Gauchinho

Personal information
- Full name: Jéferson Lima de Menezes
- Date of birth: 11 February 1983 (age 42)
- Place of birth: Santana do Livramento, Brazil
- Height: 1.70 m (5 ft 7 in)
- Position(s): Attacking midfielder, right winger

Senior career*
- Years: Team / Apps / (Gls)
- 2002–2005: Flamengo / 20 / (0)
- 2004: → Remo (loan) / 0 / (0)
- 2006–2009: Næstved / 87 / (15)
- 2010: AC St. Louis / 20 / (2)
- 2011: São José-PA / 0 / (0)
- 2011: SE Patrocinense

= Gauchinho (footballer, born 1983) =

Brazilian footballer

Jéferson Lima de Menezes (born 11 February 1983), commonly known as Gauchinho, is a Brazilian former footballer.

==Career==
Gauchinho started his professional career in 2002 at Brazilian giants Flamengo, making his debut in the Campeonato Brasileiro on 20 July 2003 against Criciúma.

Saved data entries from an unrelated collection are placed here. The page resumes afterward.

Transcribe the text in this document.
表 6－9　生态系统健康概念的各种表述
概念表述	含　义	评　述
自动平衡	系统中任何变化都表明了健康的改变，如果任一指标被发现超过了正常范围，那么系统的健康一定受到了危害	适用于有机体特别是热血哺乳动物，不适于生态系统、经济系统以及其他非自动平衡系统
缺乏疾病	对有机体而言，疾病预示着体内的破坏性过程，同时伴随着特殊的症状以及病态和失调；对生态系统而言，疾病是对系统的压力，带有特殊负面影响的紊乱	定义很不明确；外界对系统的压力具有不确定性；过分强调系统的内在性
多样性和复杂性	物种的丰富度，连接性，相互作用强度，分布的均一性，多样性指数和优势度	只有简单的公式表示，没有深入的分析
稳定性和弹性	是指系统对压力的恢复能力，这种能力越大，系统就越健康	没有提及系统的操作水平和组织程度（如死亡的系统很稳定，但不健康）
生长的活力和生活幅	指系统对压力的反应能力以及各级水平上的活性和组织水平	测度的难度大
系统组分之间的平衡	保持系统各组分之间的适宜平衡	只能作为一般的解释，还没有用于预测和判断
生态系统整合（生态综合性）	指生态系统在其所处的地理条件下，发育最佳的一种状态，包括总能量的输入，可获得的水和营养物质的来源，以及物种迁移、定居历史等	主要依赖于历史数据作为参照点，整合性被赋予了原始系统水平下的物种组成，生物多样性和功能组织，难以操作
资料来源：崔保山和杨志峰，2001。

He played 20 Série A games and 3 Cup games for Flamengo, and spent a brief period on loan with Remo, before moving to Denmark in 2006.

He subsequently spent four years playing with Næstved in the Danish 1st Division, before signing with AC St. Louis of the USSF Division 2 Professional League in February, 2010.